As I drove from town hall to the Hope house, I noticed that the sun had vanished completely now and that snow was definitely in the air. I was heartened by the fact that it hadn’t started falling yet and that the guy on the radio said I’d have a few more hours until it did. The house at 11 Post Road was a neat, L-shaped ranch with white clapboards, snow-filled window boxes, a white picket fence, and a detached garage at the end of a semicircular driveway. It didn’t exactly evoke Norman Rockwell images of God, country, and apple pie, but it sure didn’t evoke images of Brooklyn either. It was easy for me to picture Samantha as a little girl playing in the front yard, her blonde hair blowing into her eyes as she ran to greet her dad coming home from work.
I pulled up the driveway, parked by the front door, got out, and knocked.

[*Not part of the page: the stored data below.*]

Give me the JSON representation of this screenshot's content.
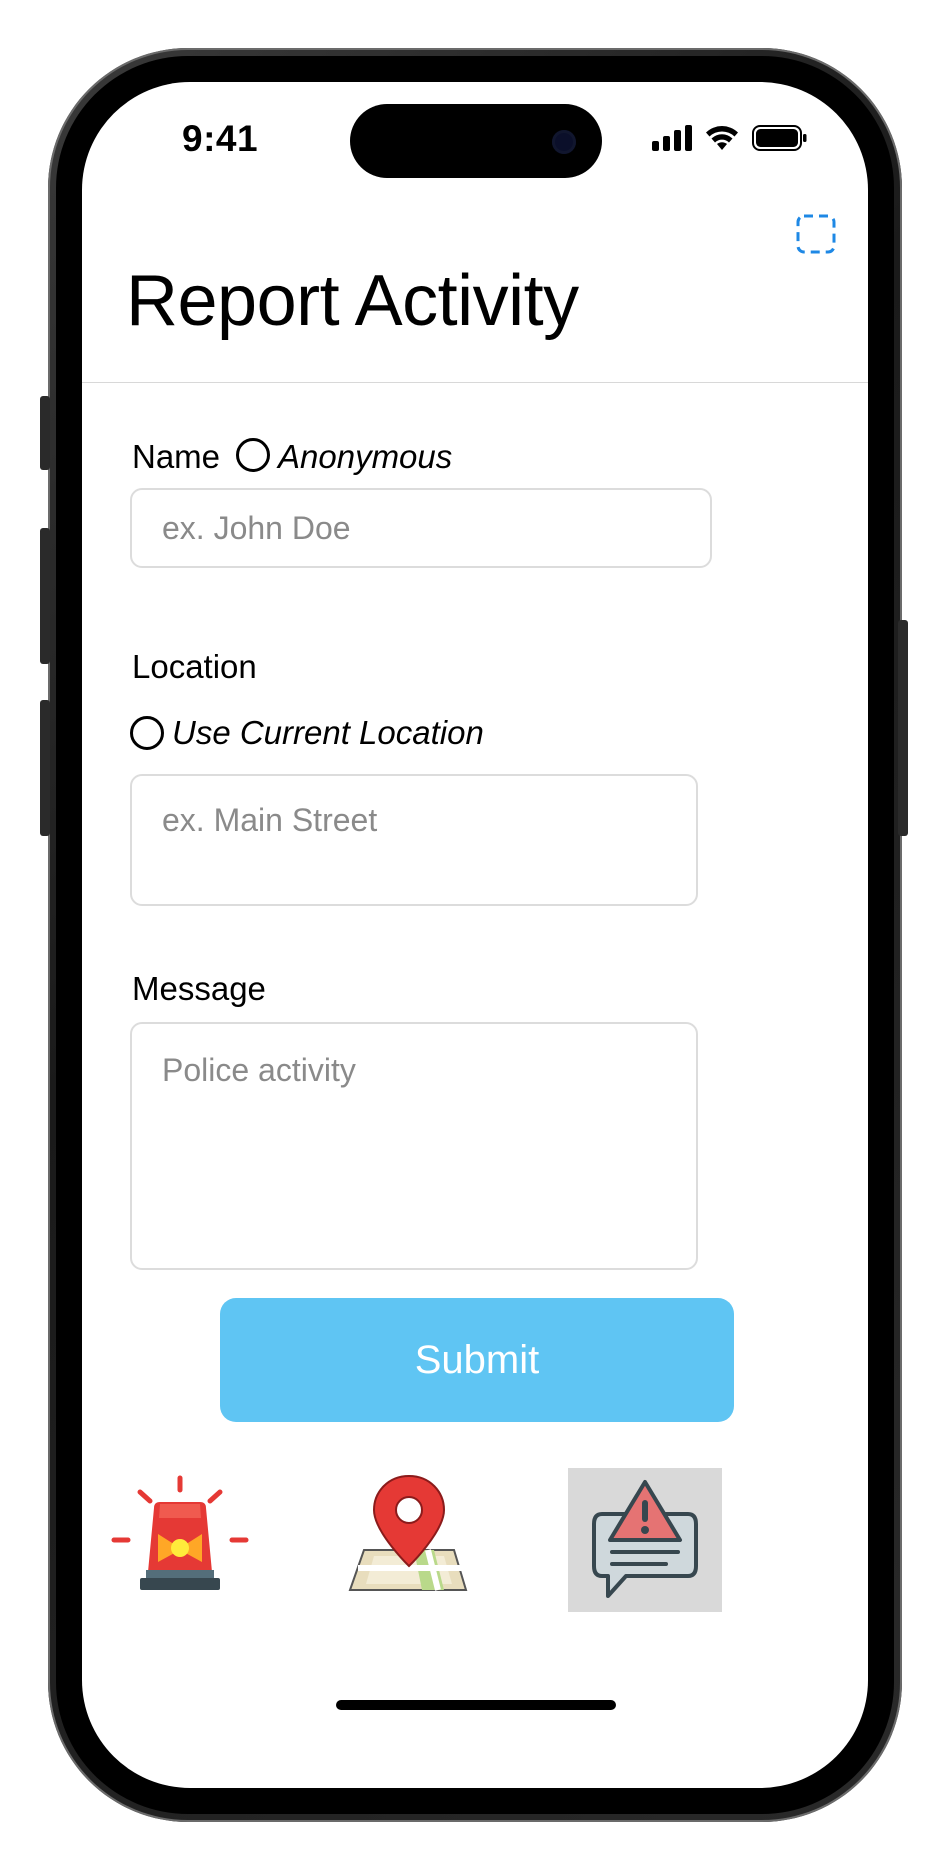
{
  "status_bar": {
    "time": "9:41"
  },
  "header": {
    "title": "Report Activity"
  },
  "form": {
    "name_label": "Name",
    "anonymous_label": "Anonymous",
    "name_placeholder": "ex. John Doe",
    "location_label": "Location",
    "use_current_location_label": "Use Current Location",
    "location_placeholder": "ex. Main Street",
    "message_label": "Message",
    "message_placeholder": "Police activity",
    "submit_label": "Submit"
  },
  "bottom_icons": [
    "siren-icon",
    "map-pin-icon",
    "alert-message-icon"
  ],
  "colors": {
    "accent": "#5fc5f3",
    "scan_icon": "#1e88e5",
    "siren_red": "#e53935",
    "pin_red": "#e53935"
  }
}
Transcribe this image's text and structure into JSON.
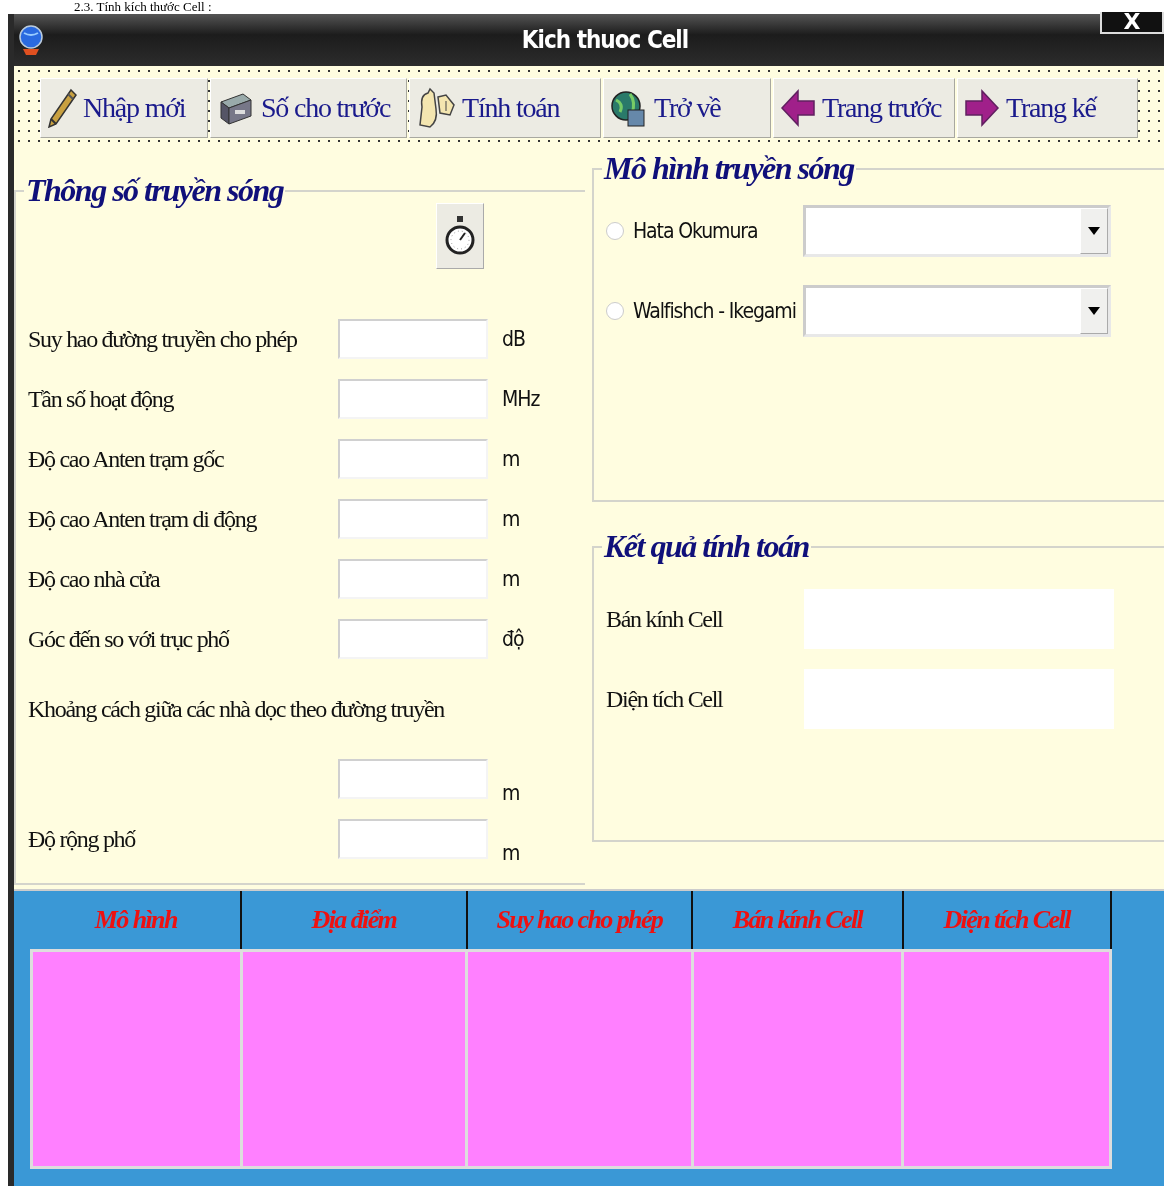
{
  "document_heading": "2.3. Tính kích thước Cell :",
  "window": {
    "title": "Kich thuoc Cell",
    "close": "X"
  },
  "toolbar": [
    {
      "label": "Nhập mới"
    },
    {
      "label": "Số cho trước"
    },
    {
      "label": "Tính toán"
    },
    {
      "label": "Trở về"
    },
    {
      "label": "Trang trước"
    },
    {
      "label": "Trang kế"
    }
  ],
  "params": {
    "title": "Thông số truyền sóng",
    "rows": [
      {
        "kind": "inline",
        "label": "Suy hao đường truyền cho phép",
        "unit": "dB"
      },
      {
        "kind": "inline",
        "label": "Tần số hoạt động",
        "unit": "MHz"
      },
      {
        "kind": "inline",
        "label": "Độ cao Anten trạm gốc",
        "unit": "m"
      },
      {
        "kind": "inline",
        "label": "Độ cao Anten trạm di động",
        "unit": "m"
      },
      {
        "kind": "inline",
        "label": "Độ cao nhà cửa",
        "unit": "m"
      },
      {
        "kind": "inline",
        "label": "Góc đến so với trục phố",
        "unit": "độ"
      },
      {
        "kind": "stacked",
        "label": "Khoảng cách giữa các nhà dọc theo đường truyền",
        "unit": "m"
      },
      {
        "kind": "inline",
        "label": "Độ rộng phố",
        "unit": "m"
      }
    ]
  },
  "models": {
    "title": "Mô hình truyền sóng",
    "options": [
      {
        "label": "Hata Okumura",
        "selected": false
      },
      {
        "label": "Walfishch - Ikegami",
        "selected": false
      }
    ]
  },
  "results": {
    "title": "Kết quả tính toán",
    "rows": [
      {
        "label": "Bán kính Cell"
      },
      {
        "label": "Diện tích Cell"
      }
    ]
  },
  "table": {
    "columns": [
      "Mô hình",
      "Địa điểm",
      "Suy hao cho phép",
      "Bán kính Cell",
      "Diện tích Cell"
    ]
  }
}
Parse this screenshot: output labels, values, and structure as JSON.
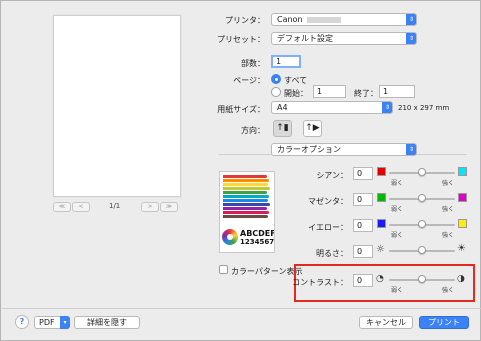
{
  "printer": {
    "label": "プリンタ：",
    "value": "Canon"
  },
  "preset": {
    "label": "プリセット：",
    "value": "デフォルト設定"
  },
  "copies": {
    "label": "部数：",
    "value": "1"
  },
  "pages": {
    "label": "ページ：",
    "all_label": "すべて",
    "from_label": "開始：",
    "from_value": "1",
    "to_label": "終了：",
    "to_value": "1"
  },
  "paper_size": {
    "label": "用紙サイズ：",
    "value": "A4",
    "dimensions": "210 x 297 mm"
  },
  "orientation": {
    "label": "方向："
  },
  "section": {
    "value": "カラーオプション"
  },
  "preview": {
    "page_count": "1/1"
  },
  "adjust": {
    "cyan": {
      "label": "シアン：",
      "value": "0",
      "weak": "弱く",
      "strong": "強く"
    },
    "magenta": {
      "label": "マゼンタ：",
      "value": "0",
      "weak": "弱く",
      "strong": "強く"
    },
    "yellow": {
      "label": "イエロー：",
      "value": "0",
      "weak": "弱く",
      "strong": "強く"
    },
    "brightness": {
      "label": "明るさ：",
      "value": "0"
    },
    "contrast": {
      "label": "コントラスト：",
      "value": "0",
      "weak": "弱く",
      "strong": "強く"
    }
  },
  "thumbnail": {
    "text1": "ABCDEF",
    "text2": "1234567"
  },
  "color_pattern": {
    "label": "カラーパターン表示"
  },
  "bottom": {
    "help": "?",
    "pdf": "PDF",
    "details": "詳細を隠す",
    "cancel": "キャンセル",
    "print": "プリント"
  },
  "colors": {
    "accent": "#3b82f6",
    "highlight": "#e32a20",
    "cyan": "#00e5ff",
    "magenta": "#e000c8",
    "yellow": "#ffee00",
    "red": "#e00000",
    "green": "#00b800",
    "blue": "#1a1aff"
  }
}
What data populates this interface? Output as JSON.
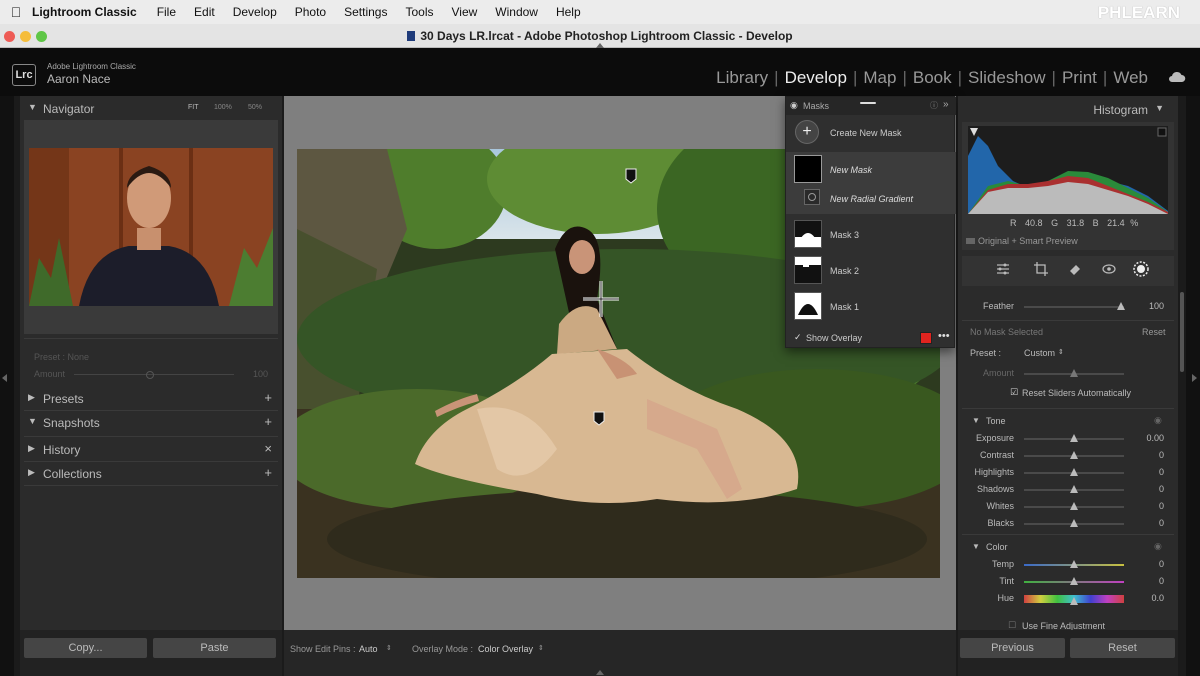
{
  "menubar": {
    "app": "Lightroom Classic",
    "items": [
      "File",
      "Edit",
      "Develop",
      "Photo",
      "Settings",
      "Tools",
      "View",
      "Window",
      "Help"
    ],
    "brand": "PHLEARN"
  },
  "window": {
    "title": "30 Days LR.lrcat - Adobe Photoshop Lightroom Classic - Develop"
  },
  "identity": {
    "logo": "Lrc",
    "product": "Adobe Lightroom Classic",
    "user": "Aaron Nace"
  },
  "modules": [
    "Library",
    "Develop",
    "Map",
    "Book",
    "Slideshow",
    "Print",
    "Web"
  ],
  "left_panel": {
    "navigator": {
      "title": "Navigator",
      "zoom_fit": "FIT",
      "zoom_100": "100%",
      "zoom_50": "50%"
    },
    "preset_label": "Preset : None",
    "amount_label": "Amount",
    "amount_value": "100",
    "sections": [
      {
        "label": "Presets",
        "action": "+"
      },
      {
        "label": "Snapshots",
        "action": "+"
      },
      {
        "label": "History",
        "action": "×"
      },
      {
        "label": "Collections",
        "action": "+"
      }
    ],
    "copy_label": "Copy...",
    "paste_label": "Paste"
  },
  "toolbar": {
    "edit_pins_label": "Show Edit Pins :",
    "edit_pins_value": "Auto",
    "overlay_label": "Overlay Mode :",
    "overlay_value": "Color Overlay"
  },
  "masks_panel": {
    "title": "Masks",
    "create_label": "Create New Mask",
    "new_mask": "New Mask",
    "new_radial": "New Radial Gradient",
    "masks": [
      "Mask 3",
      "Mask 2",
      "Mask 1"
    ],
    "show_overlay": "Show Overlay",
    "overlay_color": "#e0241f"
  },
  "right_panel": {
    "histogram": {
      "title": "Histogram",
      "r_label": "R",
      "r_value": "40.8",
      "g_label": "G",
      "g_value": "31.8",
      "b_label": "B",
      "b_value": "21.4",
      "percent": "%",
      "preview_label": "Original + Smart Preview"
    },
    "feather": {
      "label": "Feather",
      "value": "100",
      "pct": 0.97
    },
    "no_mask": "No Mask Selected",
    "reset_label": "Reset",
    "preset_label": "Preset :",
    "preset_value": "Custom",
    "amount_label": "Amount",
    "amount_pct": 0.5,
    "reset_auto": "Reset Sliders Automatically",
    "tone": {
      "title": "Tone",
      "sliders": [
        {
          "label": "Exposure",
          "value": "0.00",
          "pct": 0.5
        },
        {
          "label": "Contrast",
          "value": "0",
          "pct": 0.5
        },
        {
          "label": "Highlights",
          "value": "0",
          "pct": 0.5
        },
        {
          "label": "Shadows",
          "value": "0",
          "pct": 0.5
        },
        {
          "label": "Whites",
          "value": "0",
          "pct": 0.5
        },
        {
          "label": "Blacks",
          "value": "0",
          "pct": 0.5
        }
      ]
    },
    "color": {
      "title": "Color",
      "sliders": [
        {
          "label": "Temp",
          "value": "0",
          "pct": 0.5
        },
        {
          "label": "Tint",
          "value": "0",
          "pct": 0.5
        },
        {
          "label": "Hue",
          "value": "0.0",
          "pct": 0.5
        }
      ],
      "fine_adjust": "Use Fine Adjustment"
    },
    "previous_label": "Previous",
    "reset_button_label": "Reset"
  }
}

It didn’t take long for the door to pull back. There, standing behind the storm door, was a lovely woman who was, at most, in her late forties. It was like looking at Sam’s much older sister, but I knew it was her mom. Sam was an only child. She gestured for me to open the storm door and I did.
“You’re Samantha’s friend from Brooklyn,” her mom said. “Old Hattie from the general store called and mentioned you were in town. Please come in.”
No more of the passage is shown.